The India-Japan Comprehensive Economic Partnership Agreement (IJCEPA) is the most exhaustive of all the agreements that India has concluded with other countries so far.

It covers more than 90 per cent of trade and an incredible range of provisions in respect of improvement of business environment for greater investment, trade in goods and services, removal of technical barriers to trade (TBT), sanitary and phytosanitary (SPS) measures, movement of natural persons, intellectual property-related protocols, government procurement and mutual cooperation on matters of common interest and global importance.

The readiness shown by Japan in agreeing to abolish, with immediate effect, 87 per cent of its tariff lines, relating to 93 per cent in volume, compared to India's 17.4 per cent, and in conceding to India's plea for phased reduction during a span of 10 years, on the ground of giving sufficient time to domestic industry to adjust to the trade liberalisation, has been nothing short of generous.

The trade volume of items still attracting tariff on the Japanese side is only 2.93 per cent, as against India's 13.62 per cent.

Japan has thus opened up for unrestricted entry a tremendous number of items of export interest to India, besides enabling Indian professionals in information technology-related services, accounting, research and development, tourism, market research and management consultancy, to set up shop in Japan.

But getting the most out of the CEPA hinges on a vital pre-requisite: The willingness on the part of both India and Japan to jointly work the Agreement, in a constructive and accommodating spirit, by laying down, and adhering to, specific milestones and timelines.

BLUEPRINT FOR ACTION

It is from that perspective of giving it a fillip that this column offers the following Blueprint for Action:

Increasing the inflow of Japan's direct investment: Under the Agreement, all direct Japanese investments will be treated on par with domestic investment, as regards concessions, incentives and facilities, and application of regulatory and tax regimes.
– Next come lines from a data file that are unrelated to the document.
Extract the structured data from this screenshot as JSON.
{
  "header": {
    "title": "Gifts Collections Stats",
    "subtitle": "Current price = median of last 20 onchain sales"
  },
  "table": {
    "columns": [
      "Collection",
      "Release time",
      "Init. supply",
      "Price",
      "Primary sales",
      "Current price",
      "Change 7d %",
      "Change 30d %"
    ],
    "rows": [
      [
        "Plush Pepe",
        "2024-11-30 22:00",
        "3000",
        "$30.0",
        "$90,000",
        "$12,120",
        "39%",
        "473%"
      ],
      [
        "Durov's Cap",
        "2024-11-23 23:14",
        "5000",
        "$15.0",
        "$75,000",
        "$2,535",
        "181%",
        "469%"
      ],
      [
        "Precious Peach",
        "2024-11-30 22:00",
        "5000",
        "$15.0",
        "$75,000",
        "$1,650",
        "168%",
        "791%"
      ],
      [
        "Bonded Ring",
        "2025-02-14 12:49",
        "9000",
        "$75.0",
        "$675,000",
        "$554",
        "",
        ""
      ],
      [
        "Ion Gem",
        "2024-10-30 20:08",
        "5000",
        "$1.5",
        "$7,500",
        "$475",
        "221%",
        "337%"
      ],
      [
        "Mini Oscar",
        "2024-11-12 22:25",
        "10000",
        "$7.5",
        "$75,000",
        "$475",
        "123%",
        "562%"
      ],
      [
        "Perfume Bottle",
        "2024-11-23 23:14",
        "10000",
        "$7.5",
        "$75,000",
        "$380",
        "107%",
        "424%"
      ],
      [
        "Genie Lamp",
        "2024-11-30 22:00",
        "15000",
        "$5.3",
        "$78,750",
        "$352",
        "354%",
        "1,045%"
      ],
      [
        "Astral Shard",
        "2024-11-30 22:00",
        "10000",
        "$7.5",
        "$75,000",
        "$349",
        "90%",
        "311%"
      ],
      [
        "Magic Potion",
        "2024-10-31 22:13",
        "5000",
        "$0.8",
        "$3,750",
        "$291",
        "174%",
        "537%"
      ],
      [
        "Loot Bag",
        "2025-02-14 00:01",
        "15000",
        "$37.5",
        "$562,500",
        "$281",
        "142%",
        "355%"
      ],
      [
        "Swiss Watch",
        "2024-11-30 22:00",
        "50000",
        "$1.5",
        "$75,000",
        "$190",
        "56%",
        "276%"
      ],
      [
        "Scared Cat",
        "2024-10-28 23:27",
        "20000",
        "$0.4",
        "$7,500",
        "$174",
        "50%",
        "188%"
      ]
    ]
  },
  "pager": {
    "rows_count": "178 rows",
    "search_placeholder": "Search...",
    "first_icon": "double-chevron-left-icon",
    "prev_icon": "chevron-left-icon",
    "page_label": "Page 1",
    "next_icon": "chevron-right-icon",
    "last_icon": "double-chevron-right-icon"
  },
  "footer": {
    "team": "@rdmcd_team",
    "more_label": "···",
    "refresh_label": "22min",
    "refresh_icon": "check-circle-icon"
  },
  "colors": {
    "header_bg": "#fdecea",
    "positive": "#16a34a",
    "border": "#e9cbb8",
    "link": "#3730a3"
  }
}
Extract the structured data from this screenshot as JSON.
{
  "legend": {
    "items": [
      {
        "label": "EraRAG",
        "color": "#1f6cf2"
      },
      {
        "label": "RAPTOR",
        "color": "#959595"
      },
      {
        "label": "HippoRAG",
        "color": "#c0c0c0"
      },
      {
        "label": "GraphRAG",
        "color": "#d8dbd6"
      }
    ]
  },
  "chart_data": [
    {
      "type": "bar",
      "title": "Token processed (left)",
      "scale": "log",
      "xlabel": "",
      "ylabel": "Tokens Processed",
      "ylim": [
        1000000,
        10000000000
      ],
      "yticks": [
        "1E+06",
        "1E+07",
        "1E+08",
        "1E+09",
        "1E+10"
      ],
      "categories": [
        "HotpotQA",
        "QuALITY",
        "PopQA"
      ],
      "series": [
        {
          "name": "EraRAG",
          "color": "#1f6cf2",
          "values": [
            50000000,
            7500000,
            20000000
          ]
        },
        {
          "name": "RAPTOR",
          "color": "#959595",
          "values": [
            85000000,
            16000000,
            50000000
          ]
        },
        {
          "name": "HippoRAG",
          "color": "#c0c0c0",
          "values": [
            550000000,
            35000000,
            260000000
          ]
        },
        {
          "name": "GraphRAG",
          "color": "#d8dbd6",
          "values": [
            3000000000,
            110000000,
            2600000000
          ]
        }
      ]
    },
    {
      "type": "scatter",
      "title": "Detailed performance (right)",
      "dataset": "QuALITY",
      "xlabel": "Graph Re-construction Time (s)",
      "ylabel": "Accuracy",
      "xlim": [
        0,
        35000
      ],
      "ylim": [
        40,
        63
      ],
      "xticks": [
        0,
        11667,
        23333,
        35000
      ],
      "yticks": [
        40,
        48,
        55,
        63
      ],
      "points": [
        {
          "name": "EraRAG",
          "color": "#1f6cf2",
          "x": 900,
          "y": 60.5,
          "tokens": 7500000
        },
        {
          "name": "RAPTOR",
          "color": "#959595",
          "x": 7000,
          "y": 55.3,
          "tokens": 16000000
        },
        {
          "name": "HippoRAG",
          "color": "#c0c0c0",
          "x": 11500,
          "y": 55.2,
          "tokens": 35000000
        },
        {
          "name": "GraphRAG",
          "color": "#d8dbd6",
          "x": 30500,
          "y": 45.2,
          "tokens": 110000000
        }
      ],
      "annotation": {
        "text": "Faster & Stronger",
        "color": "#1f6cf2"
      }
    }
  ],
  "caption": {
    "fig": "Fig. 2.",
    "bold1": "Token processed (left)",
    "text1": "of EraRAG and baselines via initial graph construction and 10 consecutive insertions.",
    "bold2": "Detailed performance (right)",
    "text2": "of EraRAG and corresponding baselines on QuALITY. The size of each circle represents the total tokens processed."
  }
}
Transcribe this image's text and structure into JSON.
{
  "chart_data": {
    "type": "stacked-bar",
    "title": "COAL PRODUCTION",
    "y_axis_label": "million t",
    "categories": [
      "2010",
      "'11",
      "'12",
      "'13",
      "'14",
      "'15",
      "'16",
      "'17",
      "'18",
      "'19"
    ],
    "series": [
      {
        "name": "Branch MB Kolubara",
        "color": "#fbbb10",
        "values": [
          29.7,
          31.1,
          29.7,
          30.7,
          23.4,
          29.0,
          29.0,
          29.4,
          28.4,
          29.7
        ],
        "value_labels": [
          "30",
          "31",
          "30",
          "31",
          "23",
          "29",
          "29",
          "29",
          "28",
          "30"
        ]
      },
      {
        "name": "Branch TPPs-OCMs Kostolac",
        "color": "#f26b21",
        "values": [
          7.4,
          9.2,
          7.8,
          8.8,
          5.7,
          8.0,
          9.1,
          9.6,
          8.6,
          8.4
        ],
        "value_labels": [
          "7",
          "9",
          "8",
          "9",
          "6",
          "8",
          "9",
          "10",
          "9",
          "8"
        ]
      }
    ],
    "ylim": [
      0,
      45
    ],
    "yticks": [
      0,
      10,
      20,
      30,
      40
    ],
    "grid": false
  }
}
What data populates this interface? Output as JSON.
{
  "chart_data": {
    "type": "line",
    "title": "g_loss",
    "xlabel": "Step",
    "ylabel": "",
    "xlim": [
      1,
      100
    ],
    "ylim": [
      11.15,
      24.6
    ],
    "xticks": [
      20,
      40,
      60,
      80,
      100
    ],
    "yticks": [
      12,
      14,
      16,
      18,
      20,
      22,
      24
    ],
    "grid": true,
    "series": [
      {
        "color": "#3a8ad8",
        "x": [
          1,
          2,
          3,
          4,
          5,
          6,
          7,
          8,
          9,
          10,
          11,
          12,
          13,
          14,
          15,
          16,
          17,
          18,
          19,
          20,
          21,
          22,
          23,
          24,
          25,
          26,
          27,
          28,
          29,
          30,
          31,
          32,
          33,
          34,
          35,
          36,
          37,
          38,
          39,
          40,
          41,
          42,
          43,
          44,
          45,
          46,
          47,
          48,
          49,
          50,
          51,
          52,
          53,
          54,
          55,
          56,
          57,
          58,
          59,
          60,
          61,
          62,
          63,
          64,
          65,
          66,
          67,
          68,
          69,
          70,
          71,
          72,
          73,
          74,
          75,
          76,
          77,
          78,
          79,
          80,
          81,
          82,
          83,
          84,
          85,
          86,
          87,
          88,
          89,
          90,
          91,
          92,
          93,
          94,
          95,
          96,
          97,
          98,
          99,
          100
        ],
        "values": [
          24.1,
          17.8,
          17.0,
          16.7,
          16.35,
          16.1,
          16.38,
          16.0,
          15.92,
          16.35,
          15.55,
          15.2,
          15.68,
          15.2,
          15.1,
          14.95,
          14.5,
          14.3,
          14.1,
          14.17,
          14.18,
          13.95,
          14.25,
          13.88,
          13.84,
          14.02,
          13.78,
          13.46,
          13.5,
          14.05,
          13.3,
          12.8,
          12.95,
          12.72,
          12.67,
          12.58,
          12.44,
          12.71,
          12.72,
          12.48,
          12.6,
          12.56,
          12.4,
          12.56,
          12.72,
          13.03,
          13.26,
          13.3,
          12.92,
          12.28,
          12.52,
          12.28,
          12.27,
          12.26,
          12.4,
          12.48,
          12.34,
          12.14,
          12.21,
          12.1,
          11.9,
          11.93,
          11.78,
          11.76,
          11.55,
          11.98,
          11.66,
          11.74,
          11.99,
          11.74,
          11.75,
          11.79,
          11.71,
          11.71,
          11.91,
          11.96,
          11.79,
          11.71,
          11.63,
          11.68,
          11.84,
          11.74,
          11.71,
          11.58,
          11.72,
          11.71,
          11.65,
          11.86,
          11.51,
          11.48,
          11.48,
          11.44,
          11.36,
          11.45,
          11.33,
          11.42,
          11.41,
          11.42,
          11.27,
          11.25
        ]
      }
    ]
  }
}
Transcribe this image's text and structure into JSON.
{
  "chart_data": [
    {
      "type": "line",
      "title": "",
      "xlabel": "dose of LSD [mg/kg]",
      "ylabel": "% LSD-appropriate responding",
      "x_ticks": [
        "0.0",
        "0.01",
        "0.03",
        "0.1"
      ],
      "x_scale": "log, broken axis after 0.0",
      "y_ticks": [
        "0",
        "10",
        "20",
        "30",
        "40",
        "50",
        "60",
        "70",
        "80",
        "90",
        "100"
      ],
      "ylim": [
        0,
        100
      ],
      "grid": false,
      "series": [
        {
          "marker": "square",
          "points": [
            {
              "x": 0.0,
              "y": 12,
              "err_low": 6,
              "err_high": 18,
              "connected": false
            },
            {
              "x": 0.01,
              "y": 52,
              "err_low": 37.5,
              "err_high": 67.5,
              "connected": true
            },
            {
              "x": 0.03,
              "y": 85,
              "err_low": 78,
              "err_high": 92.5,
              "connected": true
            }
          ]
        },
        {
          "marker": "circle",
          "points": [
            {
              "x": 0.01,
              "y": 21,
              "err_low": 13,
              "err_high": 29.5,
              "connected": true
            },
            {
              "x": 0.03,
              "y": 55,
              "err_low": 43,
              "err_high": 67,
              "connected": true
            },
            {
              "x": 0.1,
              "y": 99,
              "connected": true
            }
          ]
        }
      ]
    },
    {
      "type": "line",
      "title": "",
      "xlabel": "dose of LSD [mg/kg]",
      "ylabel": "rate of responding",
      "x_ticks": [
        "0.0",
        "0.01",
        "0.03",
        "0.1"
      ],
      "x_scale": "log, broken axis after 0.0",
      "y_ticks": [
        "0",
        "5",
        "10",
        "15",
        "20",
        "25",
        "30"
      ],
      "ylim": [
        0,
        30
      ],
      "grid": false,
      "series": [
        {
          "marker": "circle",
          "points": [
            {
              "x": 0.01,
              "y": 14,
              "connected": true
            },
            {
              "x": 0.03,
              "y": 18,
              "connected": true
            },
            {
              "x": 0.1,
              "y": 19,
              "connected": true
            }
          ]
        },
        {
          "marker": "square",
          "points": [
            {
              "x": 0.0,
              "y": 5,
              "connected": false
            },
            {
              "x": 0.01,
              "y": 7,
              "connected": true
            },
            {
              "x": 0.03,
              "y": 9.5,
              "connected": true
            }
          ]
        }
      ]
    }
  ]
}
Japanese investment should be pushed from the present measly $1.2 billion to $20 billion by 2020.

Pushing up trade volume: India's trade with Japan is at present an unmentionable two per cent of its total trade.

With the reduction / abolition of tariff on both sides, it should be possible to push it up to 10 per cent by 2015, or at least equal to India's total trade with China (which at present is eight per cent of India's total trade).

Raising exports in the domain of textiles: Japan is today the fourth largest apparel products importer on the globe, constituting seven per cent of its total imports. India's share in this sector is barely 0.8 per cent, the lion's share going to China, Italy, South Korea, Thailand and Vietnam.

Here is a challenge to India's enterprising artisans in Tirupur and Ludhiana. If they bend their energies towards renovating and revamping production lines, suitably recasting the basket of products and redrawing business plans, they can raise India's share of apparel supplies to Japan, to at least five per cent by 2015.

Likewise, though the demand for knitted garments is very high in Japan, India's share in 2009 was only 0.2 per cent, leaving it to Bangladesh, China, Indonesia, Italy, South Korea, Thailand, Turkey and Vietnam to dominate the market. Since, under the CEPA, Japan has agreed not to levy any import duty on Indian exports of knitted and woven apparel, it is undoubtedly possible to raise India's share to 10 per cent by 2015.

Setting up Technical Woking Groups to anticipate and solve disputes on interpretation: The CEPA extends to many intricate technical areas such as intellectual property rights, TBT, SPS, and procurement, likely to give rise, during implementation, to honest differences in interpretation. Technical Working Groups, constituted in advance, will help iron out these differences.

Establishing a Ministerial level India-Japan Monitoring Group to supervise the pace and progress of implementation: The CEPA has been in the making for more than seven years, and it should not take an equal time to get off the ground.

Not the existence, but the implementation, of the Agreement is the key. Hence, going the extra mile to give it an impetus is eminently worthwhile.